V
Новости в деревне пухнут, что тесто на опаре. Откуда-то влетело в ухо Авдотье, что был-де старик с Кижартской пасеки, заявку про золото сделал. Кроме того, слухи ползли: в тайге неспокойно.
С этого дня Авдотья Елизаровна преобразилась, втайне стала поджидать гостя.
Вечерами в чайной собирались рабочие геологоразведки, леспромхоза, сплавконторы, проезжие горняки и приискатели и, конечно, местные жители.
Авдотья Елизаровна умела не только потчевать, но и не менее охотно принимала приглашения посидеть минутку-другую возле столика.
Ни разу не побывал в чайной Демид Боровиков. До Головешихи доходили только слухи и, как назло, не из приятных. Ждала: не похвастается ли Демид, как живут за границей? Не обронит ли где ершистое слово про жизнь в Белой Елани? «Демид-то как живет? – обычно спрашивала она у знакомых завсегдатаев чайной. – Говорят, будто не по вкусу пришлась ему таежная житуха?»
– Пошто не по вкусу? Наоборот! Помолодел. В самую пору женить!
Настораживало Авдотью Елизаровну сообщение о том, что Демид будто бы встретился с Анисьей. Головешиха призадумалась. Не замышляет ли Демид закрутить Анисье голову? Или тут еще что-то скрывается?
Было одно обстоятельство, над которым Головешиха упорно размышляла. Какими судьбами уцелело у покойной Филимонихи столько золота, и денег, и дорогих вещей в сундуках? И разве не досадно, что ценности уплыли мимо Головешихи? Как мог допустить сам Филимон Прокопьевич, чтобы все эти богатства хранились у выжившей из ума старухи?
А может быть, у Филимона в заначке еще кое-что есть? Когда он стал вдовцом, Дуня начала встречать его с еще большей ласкою, негою, игривостью своего полнеющего тела; и Филимон, забывая о старости, чувствовал себя в ее доме сорокалетним мужиком. Его медно-красное лицо так и сияло! И пусть на деревне говорят все что угодно, пусть срамят его, но он сошелся с Головешихой после сороковин покойной старухи, и ему наплевать на все разговорчики.
От лесхоза до Белой Елани каких-то два десятка километров. Так что Филимон Прокопьевич наезжал к новой жене чуть не каждый день.
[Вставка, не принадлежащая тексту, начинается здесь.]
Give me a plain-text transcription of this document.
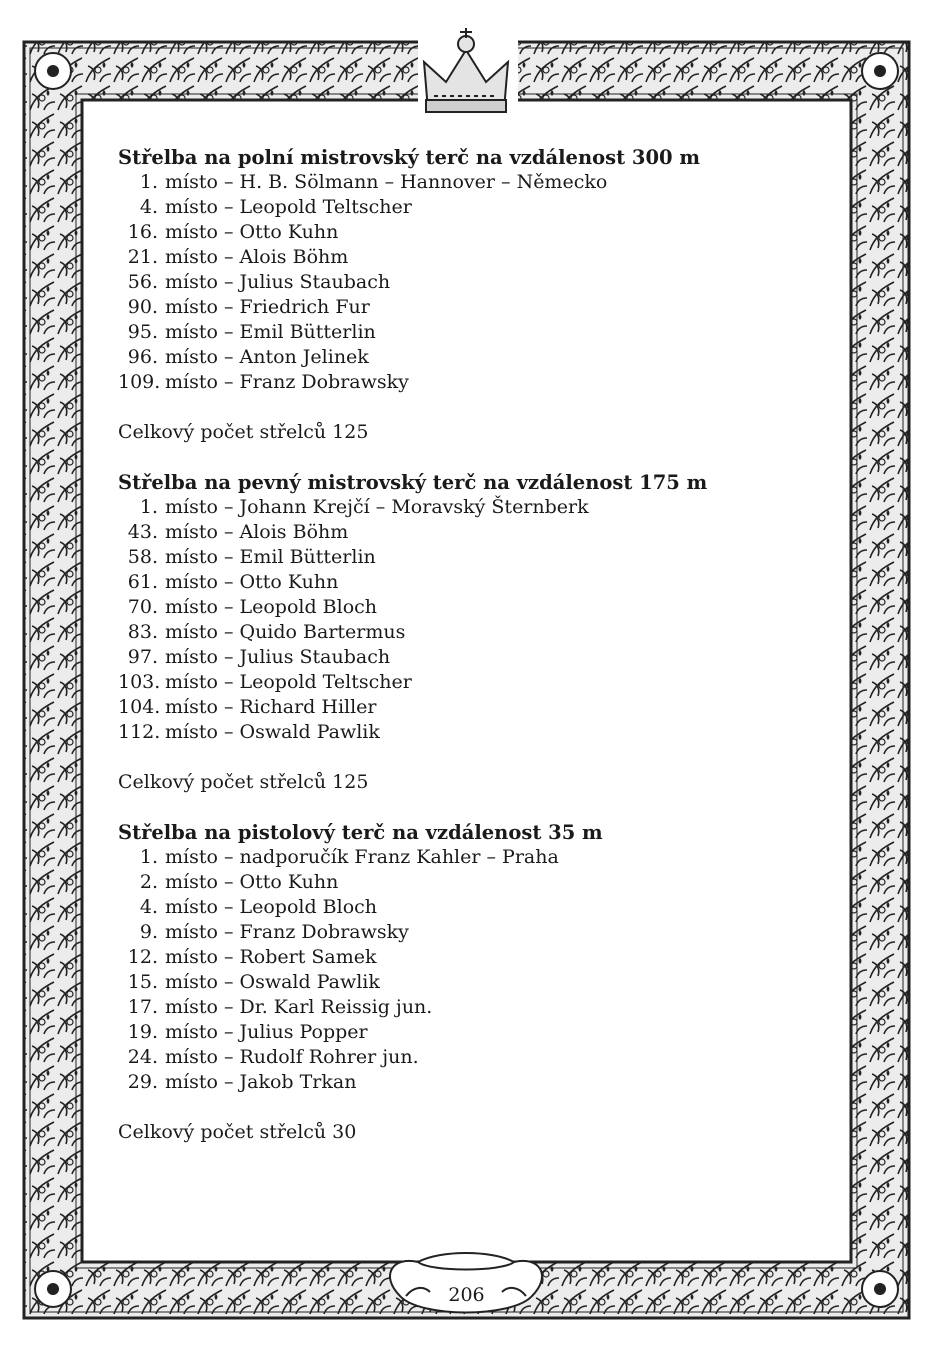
Střelba na polní mistrovský terč na vzdálenost 300 m
1. místo – H. B. Sölmann – Hannover – Německo
4. místo – Leopold Teltscher
16. místo – Otto Kuhn
21. místo – Alois Böhm
56. místo – Julius Staubach
90. místo – Friedrich Fur
95. místo – Emil Bütterlin
96. místo – Anton Jelinek
109. místo – Franz Dobrawsky
Celkový počet střelců 125
Střelba na pevný mistrovský terč na vzdálenost 175 m
1. místo – Johann Krejčí – Moravský Šternberk
43. místo – Alois Böhm
58. místo – Emil Bütterlin
61. místo – Otto Kuhn
70. místo – Leopold Bloch
83. místo – Quido Bartermus
97. místo – Julius Staubach
103. místo – Leopold Teltscher
104. místo – Richard Hiller
112. místo – Oswald Pawlik
Celkový počet střelců 125
Střelba na pistolový terč na vzdálenost 35 m
1. místo – nadporučík Franz Kahler – Praha
2. místo – Otto Kuhn
4. místo – Leopold Bloch
9. místo – Franz Dobrawsky
12. místo – Robert Samek
15. místo – Oswald Pawlik
17. místo – Dr. Karl Reissig jun.
19. místo – Julius Popper
24. místo – Rudolf Rohrer jun.
29. místo – Jakob Trkan
Celkový počet střelců 30
206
Вечерком примчится на сытом мерине, а на солнцевсходе он уже в седле, а к полудню – у себя на заимке, на Большом кордоне, что расположен был среди плотных зарослей пихтача, ельника, кедрача, где по склонам гор кустился малинник, смородяжник, чернишник – соблазнительные места для ягодниц.
В обязанности Филимона Прокопьевича и его соседа по участку – лесообъездчика Мургашки входило наблюдение за лесом, за подрастающим молодняком и, главное, охрана редкостного кедрача от хищнических порубок охотников за кедровыми орехами. Осенью в Разлюлюевскую теснину, где рос сплошной кедрач, наезжали любители орехового промысла. Они-то и валили огромные кедры направо и налево, устраивая лесные заломы. Филимон Прокопьевич задерживал браконьеров и иногда доставлял их в Белую Елань к участковому Грише. Чаще же всего он предпочитал взыскивать с нарушителей собственной властью и разумением. Попросту брал взятки – шкурами зверей, деньгами. И отпускал грешников с миром.
Кроме того, Филимон Прокопьевич обязан был предупреждать лесные пожары, смотреть за охотниками, чтобы они не истребляли красавцев-маралов, которых осталось в белоеланской тайге не так-то много. Но никто, пожалуй, не был столь равнодушен к их истреблению, как Филимон Прокопьевич и Мургашка!
Они и сами не прочь были полакомиться вкусной, завяленной в затенье маралятинкой. Жили, что называется, в свое удовольствие. Ни надзора за ними, ни подозрений, а зарплата шла. Чего лучше?